G. Coopération internationale

Le Comité recommande que les États parties mettent en œuvre les mesures suivantes dans le domaine de la coopération internationale en matière de lutte contre la violence sexiste à l’égard des femmes :

a)Demander, s’il y a lieu, un soutien externe, en s’adressant, par exemple, aux institutions spécialisées des Nations Unies, à la communauté internationale et à la société civile, pour pouvoir s’acquitter des obligations en matière de droits de l’homme dans la conception et la mise en place de mesures nécessaires pour combattre et éradiquer la violence sexiste à l’égard des femmes. Il faudrait, ce faisant, tenir particulièrement compte de l’évolution des contextes internationaux et de la nature de plus en plus transnationale de cette violence, en s’intéressant notamment aux environnements créés par la technologie, mais aussi aux opérations extraterritoriales d’acteurs non étatiques nationaux.
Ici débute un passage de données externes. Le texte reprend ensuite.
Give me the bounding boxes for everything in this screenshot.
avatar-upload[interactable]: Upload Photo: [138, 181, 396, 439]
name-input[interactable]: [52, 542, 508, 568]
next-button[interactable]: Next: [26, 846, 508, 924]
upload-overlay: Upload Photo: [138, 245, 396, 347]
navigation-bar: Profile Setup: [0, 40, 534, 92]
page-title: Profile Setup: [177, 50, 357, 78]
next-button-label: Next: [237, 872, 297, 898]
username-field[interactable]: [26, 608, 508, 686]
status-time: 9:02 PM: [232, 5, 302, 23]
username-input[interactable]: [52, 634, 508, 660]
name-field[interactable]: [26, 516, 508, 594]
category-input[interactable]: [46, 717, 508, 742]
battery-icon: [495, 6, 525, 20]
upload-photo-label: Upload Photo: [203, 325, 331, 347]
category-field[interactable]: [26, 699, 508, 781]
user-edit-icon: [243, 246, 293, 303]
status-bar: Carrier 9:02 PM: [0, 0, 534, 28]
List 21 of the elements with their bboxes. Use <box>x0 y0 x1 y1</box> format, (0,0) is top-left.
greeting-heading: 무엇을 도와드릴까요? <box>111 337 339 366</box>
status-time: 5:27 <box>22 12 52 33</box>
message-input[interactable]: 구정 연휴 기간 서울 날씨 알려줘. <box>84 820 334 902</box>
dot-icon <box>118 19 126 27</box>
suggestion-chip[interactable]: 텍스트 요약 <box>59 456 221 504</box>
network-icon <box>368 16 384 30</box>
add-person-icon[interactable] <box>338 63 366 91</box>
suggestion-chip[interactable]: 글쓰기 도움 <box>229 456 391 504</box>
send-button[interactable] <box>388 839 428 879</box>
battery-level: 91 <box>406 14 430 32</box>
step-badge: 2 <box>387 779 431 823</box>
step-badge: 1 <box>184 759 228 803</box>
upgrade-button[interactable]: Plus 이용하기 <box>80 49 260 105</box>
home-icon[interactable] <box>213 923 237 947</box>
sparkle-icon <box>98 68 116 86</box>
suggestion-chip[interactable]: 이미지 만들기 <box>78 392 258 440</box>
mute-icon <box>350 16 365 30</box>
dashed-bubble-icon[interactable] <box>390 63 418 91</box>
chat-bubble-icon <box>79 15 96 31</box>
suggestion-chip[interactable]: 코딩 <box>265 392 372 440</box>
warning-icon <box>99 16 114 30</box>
Les États parties devraient engager les sociétés commerciales qu’ils peuvent influencer à prêter main forte aux États où elles sont implantées dans leurs efforts pour affirmer le droit des femmes à une vie sans violence;

b)Accorder la priorité à la réalisation des objectifs de développement durable, notamment les objectifs 5 (Parvenir à l’égalité des sexes et autonomiser toutes les femmes et les filles) et 16 (Promouvoir l’avènement de sociétés pacifiques et inclusives aux fins du développement durable; assurer l’accès de tous à la justice et mettre en place, à tous les niveaux, des institutions efficaces, responsables et ouvertes à tous); chercher, conformément conclusions concertées de la soixantième session de la Commission de la condition de la femme sur l’autonomisation des femmes et son lien avec le développement durable, à intégrer la problématique hommes-femmes aux programmes nationaux chargés de réaliser les objectifs de développement durable, impliquer de façon significative la société civile et les organisations de femmes dans le processus de réalisation et de suivi desdits objectifs, et intensifier le soutien et la coopération de la communauté internationale dans le partage des savoirs et un renforcement des capacités efficace et ciblé.